Chauncey “Loon” Hawkins changed his name to Amir Junaid Muhadith, and in 2009 his conversion became a story for the music world to take notice. As a once prominent hip hop artist, who celebrated the fast life of money and women that has become the calling card of Bad Boy Records, he gave up the life of a rap star to pursue his own spiritual development.
The Deen Show brought Loon on the network to discuss his conversion and what it meant for himself as a hip hop artist to now embrace Islam devoutly, forsaking the temptations of the fast life of a Bad Boy for a true devotion to his faith.
Throughout the discussion, Muhadith, presenting himself as a man who has separated himself from his past as a rap artist, now devoted to his study of Islam. He deflects the host’s requests for him to rap, explaining that was not an aspect of his life he wished to present at that time.

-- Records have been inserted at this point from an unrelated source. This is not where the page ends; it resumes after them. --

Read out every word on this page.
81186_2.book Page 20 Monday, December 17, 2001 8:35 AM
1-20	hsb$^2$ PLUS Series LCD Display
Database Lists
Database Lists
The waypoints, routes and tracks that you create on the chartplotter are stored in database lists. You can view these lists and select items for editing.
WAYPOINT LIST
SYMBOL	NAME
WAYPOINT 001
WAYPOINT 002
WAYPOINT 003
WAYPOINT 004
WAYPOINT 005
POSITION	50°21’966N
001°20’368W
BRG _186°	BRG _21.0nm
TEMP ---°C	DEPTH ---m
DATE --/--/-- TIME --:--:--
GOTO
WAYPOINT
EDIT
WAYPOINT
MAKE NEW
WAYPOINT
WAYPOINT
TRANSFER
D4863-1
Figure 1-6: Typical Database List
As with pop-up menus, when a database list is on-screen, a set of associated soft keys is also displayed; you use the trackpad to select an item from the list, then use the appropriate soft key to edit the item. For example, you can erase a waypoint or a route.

In an interview with Aljazeera TV he said:
“I’m just happy to be accepting Islam and finding the peace of mind that I was always searching for in the music business,” said Muhadith.
“Right now I’m very much focused on studying Islam and becoming more knowledgible of the Deen, because being in the position of influence, I have to be able to protect myself in ways. You know the media sometimes tries to use these transitions that artists make, and try to make it into an opportunity to mock Islam or whatever faith a person might choose. So I’m very much an advocate of trying to study the Deen and become more knowledgible of Islam.”
Since the interview with Deen Show and Al Jazeera, Muhadith has been making appearances as a guest speaker to help expand people’s understanding of his conversion to Islam.